Nine Priority Management Reports to Review Monthly
Nine Priority Management Reports to Review Monthly

April 17, 2019

We know physicians and managers are busy, but data powers good decision-making. Here are nine priority management reports to review each month.

1. Profit and Loss (P&L)

The “P&L” provides a high level view of total revenues and expenses, and indicates how efficiently the practice is being financially managed. The practice’s operating overhead percentage is derived from the data in this report. Well-run offices include current and last year’s period-to-date and year-to-date, as well as budget data in this report. And they keep a keen eye on the overhead percentage when they review it.

2. Aged Accounts Receivable (A/R)

Shows you the outstanding receivables due. Generate this report aged by service date (not posting date) and be sure to separate insurance balances from patient balances. With patient receivables on the rise due to high deductible health plans, it’s essential that the physicians see the amounts patients owe, in each aging category. Remember that those dollars are real money – not inflated charges awaiting contractual adjustments after insurance pays. A large dollar amount of patient collections can indicate the need for implementing or improving collection at the time of service and pre-surgical deposits.
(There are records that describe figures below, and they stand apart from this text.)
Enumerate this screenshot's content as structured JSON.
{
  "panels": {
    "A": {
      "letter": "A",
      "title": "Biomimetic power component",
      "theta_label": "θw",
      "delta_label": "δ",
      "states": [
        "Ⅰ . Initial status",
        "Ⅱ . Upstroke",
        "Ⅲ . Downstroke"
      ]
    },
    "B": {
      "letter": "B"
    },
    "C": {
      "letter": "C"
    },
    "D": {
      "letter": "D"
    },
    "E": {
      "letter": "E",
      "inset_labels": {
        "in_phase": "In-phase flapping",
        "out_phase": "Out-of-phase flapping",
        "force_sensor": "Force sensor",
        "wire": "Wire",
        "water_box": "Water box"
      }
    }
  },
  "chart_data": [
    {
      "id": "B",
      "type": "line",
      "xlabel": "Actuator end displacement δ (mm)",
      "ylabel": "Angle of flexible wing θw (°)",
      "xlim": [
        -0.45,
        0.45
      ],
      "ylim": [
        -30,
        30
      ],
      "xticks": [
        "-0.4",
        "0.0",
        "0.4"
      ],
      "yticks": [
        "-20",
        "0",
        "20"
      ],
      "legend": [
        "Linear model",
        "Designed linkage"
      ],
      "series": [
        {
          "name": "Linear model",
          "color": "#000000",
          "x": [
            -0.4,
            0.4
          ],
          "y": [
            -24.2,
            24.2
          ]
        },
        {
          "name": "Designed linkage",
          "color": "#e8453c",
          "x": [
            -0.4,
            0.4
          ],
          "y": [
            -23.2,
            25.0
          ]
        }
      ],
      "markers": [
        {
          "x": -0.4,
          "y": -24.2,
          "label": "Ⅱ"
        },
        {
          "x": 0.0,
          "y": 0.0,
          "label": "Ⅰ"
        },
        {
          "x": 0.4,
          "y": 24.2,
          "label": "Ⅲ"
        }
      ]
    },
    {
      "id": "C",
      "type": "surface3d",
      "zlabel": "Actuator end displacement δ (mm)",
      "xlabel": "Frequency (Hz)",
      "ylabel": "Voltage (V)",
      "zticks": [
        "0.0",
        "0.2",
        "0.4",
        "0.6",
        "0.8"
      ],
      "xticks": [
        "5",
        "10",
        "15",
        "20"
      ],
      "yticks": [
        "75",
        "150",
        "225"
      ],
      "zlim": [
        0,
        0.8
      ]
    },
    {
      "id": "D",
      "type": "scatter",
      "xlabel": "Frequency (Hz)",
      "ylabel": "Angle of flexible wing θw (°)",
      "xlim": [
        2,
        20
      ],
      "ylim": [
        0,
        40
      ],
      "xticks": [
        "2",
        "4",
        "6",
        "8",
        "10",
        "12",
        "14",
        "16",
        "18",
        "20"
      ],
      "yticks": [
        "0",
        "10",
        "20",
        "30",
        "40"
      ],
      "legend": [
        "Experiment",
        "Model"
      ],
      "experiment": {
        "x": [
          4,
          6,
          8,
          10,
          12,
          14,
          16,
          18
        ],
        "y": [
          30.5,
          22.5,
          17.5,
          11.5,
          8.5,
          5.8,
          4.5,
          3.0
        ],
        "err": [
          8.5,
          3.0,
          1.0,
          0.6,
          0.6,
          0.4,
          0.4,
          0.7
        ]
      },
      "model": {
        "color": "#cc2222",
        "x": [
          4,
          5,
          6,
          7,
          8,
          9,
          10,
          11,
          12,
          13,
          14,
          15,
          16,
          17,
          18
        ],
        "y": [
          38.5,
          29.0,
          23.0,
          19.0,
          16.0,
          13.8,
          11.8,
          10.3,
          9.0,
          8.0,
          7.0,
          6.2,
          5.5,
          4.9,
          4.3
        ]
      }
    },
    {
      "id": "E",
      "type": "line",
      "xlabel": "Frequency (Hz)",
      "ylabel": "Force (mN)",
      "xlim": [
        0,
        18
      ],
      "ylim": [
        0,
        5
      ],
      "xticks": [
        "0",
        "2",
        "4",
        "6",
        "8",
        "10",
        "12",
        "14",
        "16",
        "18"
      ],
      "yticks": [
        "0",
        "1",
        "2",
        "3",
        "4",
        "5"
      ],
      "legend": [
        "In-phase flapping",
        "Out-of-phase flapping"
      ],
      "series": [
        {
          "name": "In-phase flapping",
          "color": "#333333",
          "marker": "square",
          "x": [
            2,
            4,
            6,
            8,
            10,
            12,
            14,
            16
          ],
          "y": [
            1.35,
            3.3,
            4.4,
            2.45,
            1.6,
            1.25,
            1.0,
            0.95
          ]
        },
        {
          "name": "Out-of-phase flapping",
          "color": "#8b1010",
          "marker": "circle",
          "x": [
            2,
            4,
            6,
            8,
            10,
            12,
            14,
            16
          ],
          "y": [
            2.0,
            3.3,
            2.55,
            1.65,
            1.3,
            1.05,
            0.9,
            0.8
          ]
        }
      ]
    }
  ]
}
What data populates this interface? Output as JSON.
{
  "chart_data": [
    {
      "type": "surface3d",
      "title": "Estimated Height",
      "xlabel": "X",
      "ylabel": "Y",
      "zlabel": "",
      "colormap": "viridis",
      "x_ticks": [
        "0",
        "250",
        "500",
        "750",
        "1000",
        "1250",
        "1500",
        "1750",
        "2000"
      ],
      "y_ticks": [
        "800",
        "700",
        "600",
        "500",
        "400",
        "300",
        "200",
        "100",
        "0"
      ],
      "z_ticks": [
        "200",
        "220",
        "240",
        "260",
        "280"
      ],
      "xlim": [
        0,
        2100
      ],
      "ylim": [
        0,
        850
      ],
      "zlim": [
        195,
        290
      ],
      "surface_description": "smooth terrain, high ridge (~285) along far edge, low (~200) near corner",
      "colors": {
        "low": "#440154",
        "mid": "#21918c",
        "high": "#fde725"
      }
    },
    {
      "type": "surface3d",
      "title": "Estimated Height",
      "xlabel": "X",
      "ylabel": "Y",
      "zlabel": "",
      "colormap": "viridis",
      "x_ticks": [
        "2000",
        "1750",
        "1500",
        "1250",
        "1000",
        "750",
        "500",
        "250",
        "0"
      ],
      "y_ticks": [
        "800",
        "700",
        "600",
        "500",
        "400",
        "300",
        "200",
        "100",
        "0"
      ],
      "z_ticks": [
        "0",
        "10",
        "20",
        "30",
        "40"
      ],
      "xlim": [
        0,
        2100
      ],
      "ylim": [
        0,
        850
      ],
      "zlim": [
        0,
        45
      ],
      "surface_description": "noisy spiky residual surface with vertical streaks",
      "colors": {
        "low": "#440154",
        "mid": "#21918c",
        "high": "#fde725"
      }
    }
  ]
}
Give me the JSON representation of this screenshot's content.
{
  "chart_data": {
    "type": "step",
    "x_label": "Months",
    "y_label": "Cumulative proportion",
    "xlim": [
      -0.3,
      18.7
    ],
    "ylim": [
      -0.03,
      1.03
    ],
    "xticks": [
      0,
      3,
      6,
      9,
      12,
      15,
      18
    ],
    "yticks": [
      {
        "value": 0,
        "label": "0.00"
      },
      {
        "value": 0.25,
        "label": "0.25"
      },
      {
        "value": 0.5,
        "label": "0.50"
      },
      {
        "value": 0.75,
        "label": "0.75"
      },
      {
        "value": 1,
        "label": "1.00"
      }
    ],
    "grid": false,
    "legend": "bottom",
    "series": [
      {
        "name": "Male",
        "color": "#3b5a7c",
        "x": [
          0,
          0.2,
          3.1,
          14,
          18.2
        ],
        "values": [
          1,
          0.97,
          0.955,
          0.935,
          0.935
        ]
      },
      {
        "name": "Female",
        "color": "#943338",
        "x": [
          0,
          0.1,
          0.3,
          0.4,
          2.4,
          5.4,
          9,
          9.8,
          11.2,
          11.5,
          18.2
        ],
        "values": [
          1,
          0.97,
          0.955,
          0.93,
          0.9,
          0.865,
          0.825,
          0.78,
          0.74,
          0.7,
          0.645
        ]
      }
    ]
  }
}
3. Charges, Payments, and Adjustments

This report comes directly from the practice management system, and should be reviewed by provider, payor, location (if multiple sites), and CPT category.

4. Credit Balances

Credit balances are a financial liability and as such you must monitor how much you owe payors and patients on a monthly basis so that you process timely refunds. They also negatively offset the total A/R which results in an inaccurate total on that report. Ideally, the report total should be as close to zero as possible.

5. Non-Contractual Adjustments

Provides the granular detail of the charges that were adjusted off to reasons other than contractual adjustments. Monitoring this report enables you to question amounts written off to categories such as bad debt, small balances, timely filing, no authorization, etc. Ask questions about non-contractual adjustments may lead to the need for improved front-end workflows or modified collection processes.

6. Missing Encounters

Missing encounters (sometimes called missing tickets) should be identified and located as part of the daily close. This catchall report unbilled encounters at the end of each month.

7. CPT Code Frequency

This report can help practices identify areas of risk as well as potentially lost revenue. Review E/M coding patterns to identify physicians who may be using too many lower level codes, or too many higher level codes. Compare your practice data to Medicare’s data for your specialty, state, and nationally. (A product like the E/M Profile Analyzer can save hours of time and displays the data in a line graph.) Pull records for high and low coding outliers to verify that documentation meets CPT guidelines, and to ensure the physicians are missing out on legitimate revenue.

8. Denials and Rejections

Smart managers and physicians look at this report for patterns that are clues to front-end workflow, coding, or other processes that need improvement.

9. Unapplied Payments

To keep your accounting clean, it’s important that every dollar collected be posted to a specific category in the practice management system. In some cases, staff collect money upfront – for instance, in the case of pre-surgical deposits – and then allocate it to a specific account and category after payor reimburses for the service. Sometimes this gets overlooked. So, monitoring the unapplied payments report can identify large sums that may be still sitting in “unapplied,’ and should be moved to the correct category and account.